Type 22 death row: symptom of Britain’s self-destruction
4 Type 22 frigates on ‘death row’ Devonport, July 2011, Photo: Keith Reed
The harsh reality of the government’s “strategic defence review”. Amongst the most depressing sights in the UK today, HMS Campbeltown, Chatham, Cornwall and Cumberland lie at Devonport in various stages of dismemberment being stripped of secret formula radar-absorbent paint, weapons and other useful or sensitive equipment ready for scrapping. With at least 5-10 years good service left in them (HMS Campbeltown had multi-million£ refit as recently as 2009!), they were suddenly axed by a government with a dogmatic fixation on short-term cost savings and no understanding of maritime power. Although these ships date from the 1980s and were designed incorporating lessons from the Falklands War, they were still very capable warships and until recently were serving around the world protecting Britain’s interests. Devonport naval base, the largest in Western Europe, lies half-deserted with few ships to support or refit. Its skilled workforce shrinks and another valuable national asset built up over centuries is left to wither. While many countries are investing in their navies and recognise the importance of maritime power, Britain which once dominated the globe through sea-power is self-destructing, slashing its Navy and throwing away assets and trained people that it may never be able to replace.

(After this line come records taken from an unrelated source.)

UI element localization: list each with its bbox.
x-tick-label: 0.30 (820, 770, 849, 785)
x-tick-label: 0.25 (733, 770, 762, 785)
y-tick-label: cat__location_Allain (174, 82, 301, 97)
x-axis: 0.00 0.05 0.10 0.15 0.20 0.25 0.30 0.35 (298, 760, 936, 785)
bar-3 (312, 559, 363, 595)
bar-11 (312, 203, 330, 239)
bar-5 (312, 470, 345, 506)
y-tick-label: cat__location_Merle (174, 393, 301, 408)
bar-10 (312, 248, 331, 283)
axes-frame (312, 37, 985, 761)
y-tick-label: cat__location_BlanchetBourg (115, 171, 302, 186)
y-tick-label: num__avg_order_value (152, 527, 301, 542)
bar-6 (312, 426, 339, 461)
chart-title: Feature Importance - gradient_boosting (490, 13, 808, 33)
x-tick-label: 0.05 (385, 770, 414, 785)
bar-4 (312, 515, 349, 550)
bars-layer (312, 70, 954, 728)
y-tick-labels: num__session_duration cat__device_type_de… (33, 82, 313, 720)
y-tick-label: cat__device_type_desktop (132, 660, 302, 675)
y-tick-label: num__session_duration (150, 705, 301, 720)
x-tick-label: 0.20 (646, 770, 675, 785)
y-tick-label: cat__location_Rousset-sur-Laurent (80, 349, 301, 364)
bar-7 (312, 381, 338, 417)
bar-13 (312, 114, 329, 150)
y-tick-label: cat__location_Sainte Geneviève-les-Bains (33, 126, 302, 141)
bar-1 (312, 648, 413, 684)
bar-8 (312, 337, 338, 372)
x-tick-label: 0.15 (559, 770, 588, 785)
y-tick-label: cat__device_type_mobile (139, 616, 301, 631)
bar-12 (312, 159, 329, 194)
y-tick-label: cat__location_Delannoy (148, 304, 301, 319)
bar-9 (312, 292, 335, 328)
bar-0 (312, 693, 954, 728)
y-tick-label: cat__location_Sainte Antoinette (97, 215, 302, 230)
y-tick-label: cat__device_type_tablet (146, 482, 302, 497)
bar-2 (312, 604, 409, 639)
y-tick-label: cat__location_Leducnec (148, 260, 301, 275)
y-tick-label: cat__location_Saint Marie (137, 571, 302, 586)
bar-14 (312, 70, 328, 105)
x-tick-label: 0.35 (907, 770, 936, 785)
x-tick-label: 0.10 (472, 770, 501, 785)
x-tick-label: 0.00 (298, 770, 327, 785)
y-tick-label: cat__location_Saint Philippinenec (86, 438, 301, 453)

The demise of these 4 frigates would be fairly unremarkable if there were replacements ready to come forward but there are no frigates under construction in the UK only the vague promise of the Type 26 Frigates which are supposed to start arriving in around 9 years from now! BAe Systems, the corporate giant that has the sole monopoly on UK warship construction, was awarded the contract to begin design of the Type 26 Frigate in March 2010. There are plans for ‘up to 18’ of these ships including an ani-submarine version and a more general purpose version. Given BAe System’s track record and an MoD that has consistently over-complicated and moved the goals posts during big procurement projects, it will not be surprising if costs spiral, delays occur and the Royal Navy receives less than the 18 promised.